Le testament français

Je continue le fil de mes lectures autour de la Russie par Le Testament français, d'Andreï Makine.

Ce roman a été couronné par plusieurs prix littéraires, et cela s'explique parfaitement par la beauté de la langue, autant que par la qualité de la narration, qui fait de ce recueil de souvenirs un roman passionnant, qui nous amène de Paris aux confins de la SIbérie, du début du 20ème siècle aux années 90, passant par deux guerres mondiales, le goulag, la famine et la fin du communisme.

 

Ce qui m'a guidée vers cette lecture, c'est l'impression de lire "en miroir" le roman russe d'Emmanuel Carrère : Emmanuel Carrère est français, né en France, d'une mère née en France de parents russe. Et cette part de lui, cette russité, il la recherche dans son "roman", via la langue russe et l'histoire de ses grand-parents russes.
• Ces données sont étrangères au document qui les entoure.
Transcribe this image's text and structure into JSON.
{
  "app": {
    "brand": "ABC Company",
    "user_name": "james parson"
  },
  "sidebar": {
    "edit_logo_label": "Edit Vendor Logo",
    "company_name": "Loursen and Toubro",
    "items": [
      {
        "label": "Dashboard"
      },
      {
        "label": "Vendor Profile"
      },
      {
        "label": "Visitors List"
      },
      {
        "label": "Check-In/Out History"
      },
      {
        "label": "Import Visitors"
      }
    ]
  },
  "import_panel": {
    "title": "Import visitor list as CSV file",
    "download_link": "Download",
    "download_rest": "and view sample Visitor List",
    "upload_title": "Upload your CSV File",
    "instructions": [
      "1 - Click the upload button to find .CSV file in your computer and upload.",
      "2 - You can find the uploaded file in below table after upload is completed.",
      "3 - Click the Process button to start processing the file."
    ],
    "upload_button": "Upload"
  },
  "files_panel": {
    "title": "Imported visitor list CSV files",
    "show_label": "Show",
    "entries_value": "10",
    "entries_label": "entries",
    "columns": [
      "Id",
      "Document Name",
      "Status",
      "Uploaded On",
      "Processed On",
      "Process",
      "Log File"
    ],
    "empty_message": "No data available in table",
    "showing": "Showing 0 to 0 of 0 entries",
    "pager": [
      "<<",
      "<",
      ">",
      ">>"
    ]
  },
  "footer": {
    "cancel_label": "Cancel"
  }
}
Makine est russe, né en Russie, d'une mère née en Russie d'une mère française. Et c'est par la langue française, sa "langue grand-maternelle" comme il l'appelle, et par l'histoire de Charlotte, sa grand-mère française, qu'il va accéder à son identité.

Je précise aussi que le roman n'est pas totalement autobiographique : il n'effectue par comme Carrère une sorte d'enquête clinique sur lui, sa famille, les circonstances qui ont fait de lui ce qu'il est; il romance énormément, et le narrateur qui dit "je", bien qu'ayant beaucoup de points communs avec Makine, ce n'est pas vraiment lui. (en particulier, le "vrai" Makine a été élevé par sa grand-mère, alors que le narrateur a des parents, et ne passe chez sa grand-mère que les vacances d'été).

 

Le narrateur nous raconte donc comment, dans son enfance, les histoires racontées en français par sa grand-mère Charlotte, qui vivait dans un petit appartement d'une petite ville coincée contre la steppe immense, ont envahi son imaginaire, ont crée en lui un monde rêvé, un "Paris-Atlandide". Charlotte mêle ses propres souvenirs (elle raconte certain restaurant parisien, certaine plaque commémorative sous une porte cochère...) et des évènements qu'elle n'a pas vécus elle-même mais qui constituaient l'actualité de son enfance : une crue de la Seine obligeant les parisiens à se déplacer en bateau, la visite de Nicolas II, la mort de Félix Faure...

 

Petit à petit, en grandissant, le narrateur apprend d'autres épisodes de la vie de Charlotte, que celle-ci lui raconte elle-même ou qui lui sont confiés par d'autres : née en Sibérie, fille de deux français dont un médecin venu s'installer en Russie, elle rentre en France à la mort de son père. Mais sa mère retourne en Sibérie, où elle se trouve bloquée par le déclenchement de la première guerre mondiale. Après la Révolution et l'Armistice, Charlotte quitte à son tour la France et part en Russie en tant qu'infirmière. C'est dans ce pays qu'elle se mariera à un membre du parti, qui connaîtra (comme tant d'autres !) une arrestation arbitraire, avant d'être envoyé au front lors de l'entrée en guerre de l'Union Soviétique.

 

Entre sa vie quotidienne soviétique et son imaginaire français, et même parisien de la belle époque, le narrateur se sent tiraillé, inadapté. Tantôt il souhaite renier toute "francité" en lui, au cours de son adolescence, tantôt il cherche à connaître le plus de détails possible sur la vie de Charlotte et la France en général... Jusqu'au jour où il quitte la Russie, définitivement, pour émigrer en France, vivre à Paris où il devient écrivain.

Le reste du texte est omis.